By Gilbert Doctorow
During my interview yesterday morning with WION, India’s premier English-language global news service, I was given the opportunity to expand upon the latest development in the southern sector of the Red Sea, namely the seizure by a Houthi (Yemen) attack force of a merchant vessel partly owned by Israelis. As I commented, Russian news tells us that the capabilities of Yemen to create havoc with global shipping through the Suez Canal and Red Sea are vastly underappreciated and underreported at present. Despite its figuring in world news these past several years for a murderous civil war fed by the Saudis, and besides its being considered the poorest nation among the Arab countries of the Middle East, Yemen has a 30 million population and, according to Russia, a very strong arsenal of ship-sinking missiles with 2,000 km range that they themselves manufacture.

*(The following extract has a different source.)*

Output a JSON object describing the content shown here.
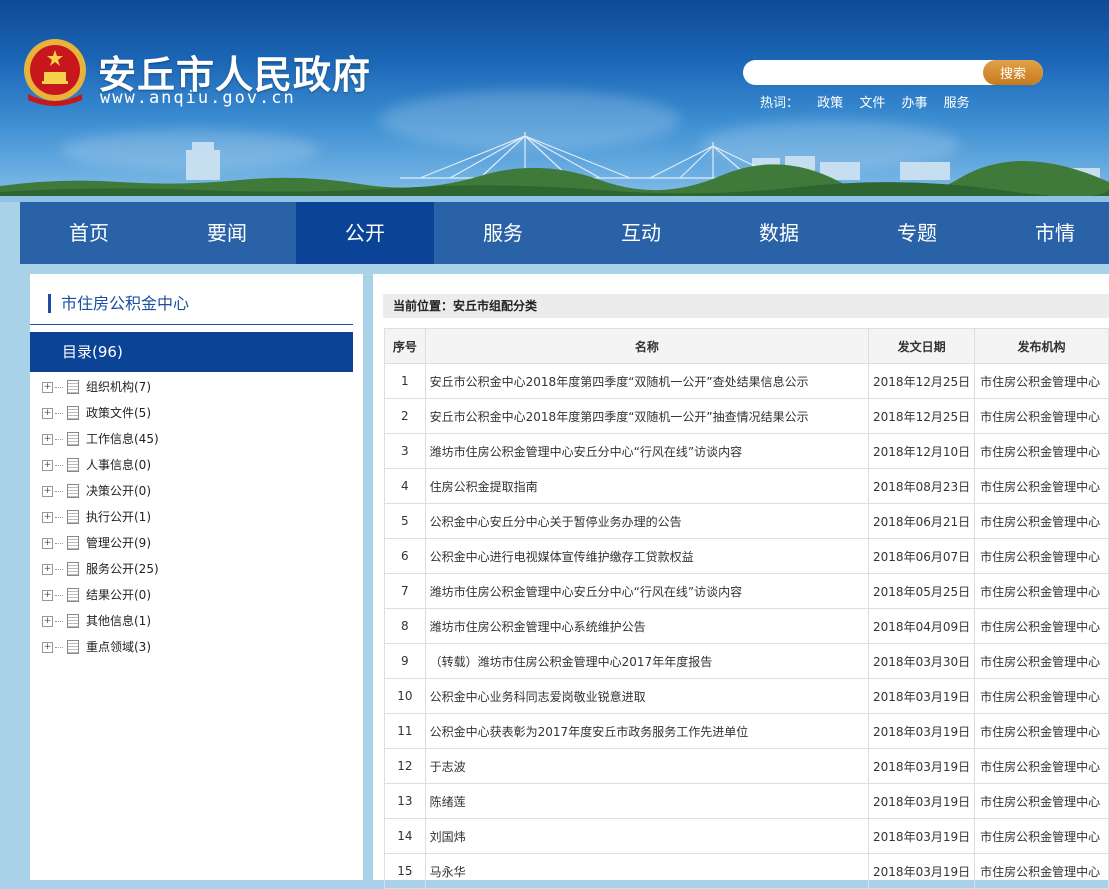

If there is no other lever to stop the Israeli rampage, it is certainly credible that the Yemenis will attack global shipping routes.
See https://www.youtube.com/watch?v=rr5ezHclil4
In short, war today is not what it used to be just a couple of decades ago. Hamas, with a military budget of perhaps 80 million euros annually and Hezbollah with a budget just several times greater can pose a grave threat to Israeli armor with improvised drones dropping mines on tanks and personnel carriers and to its civil infrastructure using their missiles. Now Yemen enters the fray with a capability of disrupting global logistics.